El reparto de las bancas y un sistema para tener en cuenta

En la provincia de Buenos Aires se utiliza el sistema de "cociente electoral", que implica dividir la cantidad de votos positivos emitidos por el número de cargos en juego. Y quien no alcance ese piso, quedará afuera del reparto de los escaños.

La elección de diputados provinciales, concejales y consejeros escolares en la provincia de Buenos Aires se realiza por el sistema de "cociente electoral", que implica dividir la cantidad de votos positivos emitidos por el número de cargos en juego.

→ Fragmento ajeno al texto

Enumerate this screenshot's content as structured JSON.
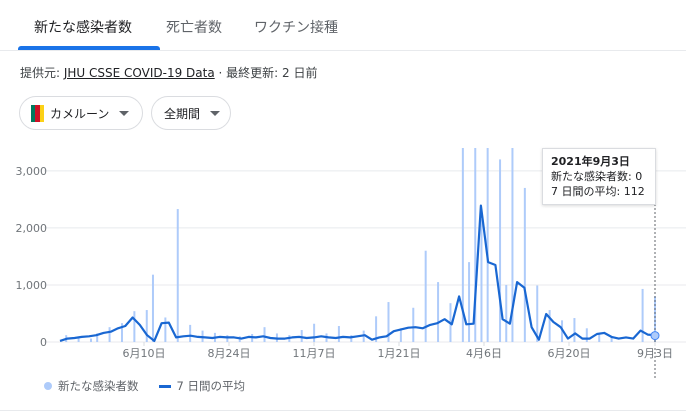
{
  "tabs": [
    {
      "label": "新たな感染者数",
      "active": true
    },
    {
      "label": "死亡者数",
      "active": false
    },
    {
      "label": "ワクチン接種",
      "active": false
    }
  ],
  "source": {
    "prefix": "提供元: ",
    "link": "JHU CSSE COVID-19 Data",
    "suffix": " · 最終更新: 2 日前"
  },
  "filters": {
    "country": "カメルーン",
    "period": "全期間"
  },
  "tooltip": {
    "date": "2021年9月3日",
    "new_cases": "新たな感染者数: 0",
    "avg": "7 日間の平均: 112"
  },
  "legend": {
    "bars": "新たな感染者数",
    "line": "7 日間の平均"
  },
  "colors": {
    "bar": "#aecbfa",
    "line": "#1967d2",
    "accent": "#1a73e8"
  },
  "chart_data": {
    "type": "bar",
    "y_ticks": [
      "0",
      "1,000",
      "2,000",
      "3,000"
    ],
    "ylim": [
      0,
      3400
    ],
    "x_ticks": [
      "6月10日",
      "8月24日",
      "11月7日",
      "1月21日",
      "4月6日",
      "6月20日",
      "9月3日"
    ],
    "series": [
      {
        "name": "新たな感染者数",
        "kind": "bar",
        "values": [
          0,
          120,
          0,
          80,
          0,
          60,
          150,
          0,
          260,
          0,
          330,
          0,
          540,
          0,
          560,
          1180,
          0,
          430,
          0,
          2330,
          0,
          300,
          0,
          200,
          0,
          160,
          0,
          120,
          0,
          100,
          0,
          140,
          0,
          260,
          0,
          150,
          0,
          120,
          0,
          210,
          0,
          320,
          0,
          150,
          0,
          280,
          0,
          120,
          0,
          200,
          0,
          450,
          0,
          700,
          0,
          240,
          0,
          600,
          0,
          1600,
          0,
          1050,
          0,
          680,
          0,
          3400,
          1400,
          3400,
          2150,
          3400,
          0,
          3200,
          1000,
          3400,
          0,
          2700,
          0,
          990,
          0,
          560,
          0,
          380,
          0,
          420,
          0,
          240,
          0,
          150,
          0,
          80,
          0,
          0,
          0,
          0,
          930,
          0,
          800
        ]
      },
      {
        "name": "7 日間の平均",
        "kind": "line",
        "values": [
          20,
          60,
          70,
          90,
          100,
          120,
          160,
          180,
          240,
          280,
          430,
          300,
          120,
          20,
          330,
          340,
          80,
          100,
          110,
          90,
          80,
          70,
          90,
          80,
          80,
          60,
          90,
          80,
          100,
          70,
          60,
          60,
          80,
          90,
          70,
          80,
          100,
          80,
          70,
          90,
          80,
          100,
          120,
          40,
          80,
          100,
          190,
          220,
          250,
          260,
          240,
          300,
          330,
          400,
          310,
          800,
          310,
          320,
          2390,
          1400,
          1350,
          400,
          320,
          1050,
          950,
          260,
          40,
          490,
          350,
          260,
          60,
          150,
          60,
          60,
          140,
          160,
          90,
          60,
          80,
          60,
          200,
          130,
          120
        ]
      }
    ]
  }
}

Y quien no alcance ese piso, quedará afuera del reparto de bancas.

Como ejemplo más práctico se podría trabajar tomando un distrito donde hay 30.000 votos positivos y se eligen 9 cargos; en este sentido, para entrar en el reparto de cargos un partido debe sacar, al menos, 3.333 sufragios (es decir, el 11,11 por ciento).

Suponiendo que el partido A saca 12.500 votos, el partido B 6.500, el C 3.500, el D 3.100, y el resto de los sufragios se dispersan en otras fuerzas, el cálculo más simple para el reparto quedaría de la siguiente forma:

El partido D, al no alcanzar el mínimo de votos, quedaría afuera, en tanto que el partido A superaría tres veces el piso establecido (3.333 votos) y se aseguraría 3 bancas, quedándole un residual de 2.501 votos.

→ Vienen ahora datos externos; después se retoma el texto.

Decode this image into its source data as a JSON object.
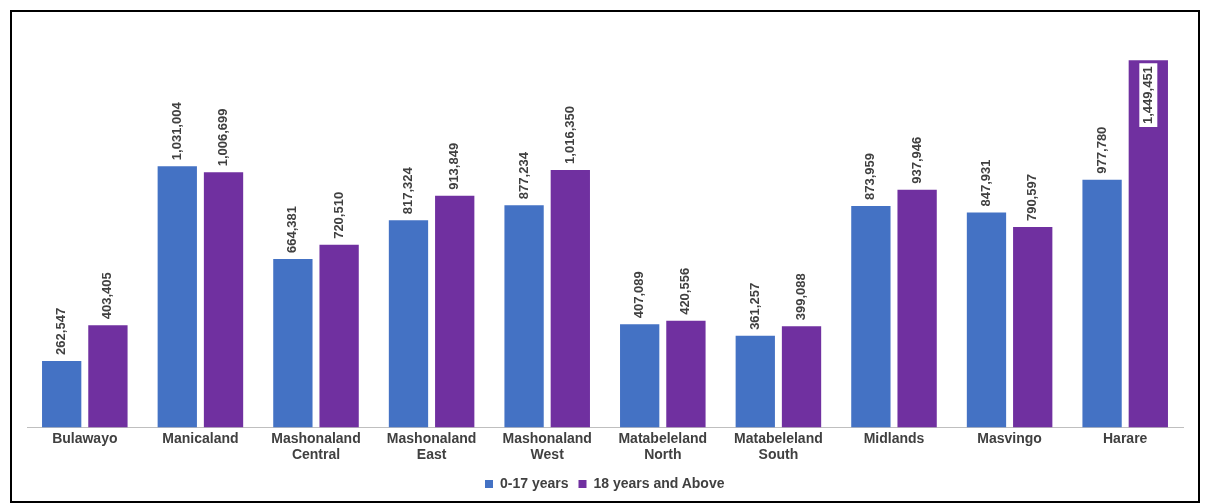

El partido B alcanzaría 1 escaño, y le quedaría un sobrante de 3.167 sufragios positivos; mientras que el partido C también se quedaría con 1 lugar, pero con un caudal de 167 votos.

Tras esta primera distribución, se habrían entregado 5 bancas pero aún quedarían por repartir otras 4 más; entonces, el partido B se llevaría la primera de ellas por tener el mayor sobrante, el partido A tendría la segunda y el partido C se alzaría con la tercera banca.

Aún quedaría un escaño por asignar y le correspondería al partido A por haber sido el ganador de la instancia electoral, para finalizar el reparto que mostraría al partido A con 5 bancas, al partido B con 2 y al partido C con los 2 escaños restantes.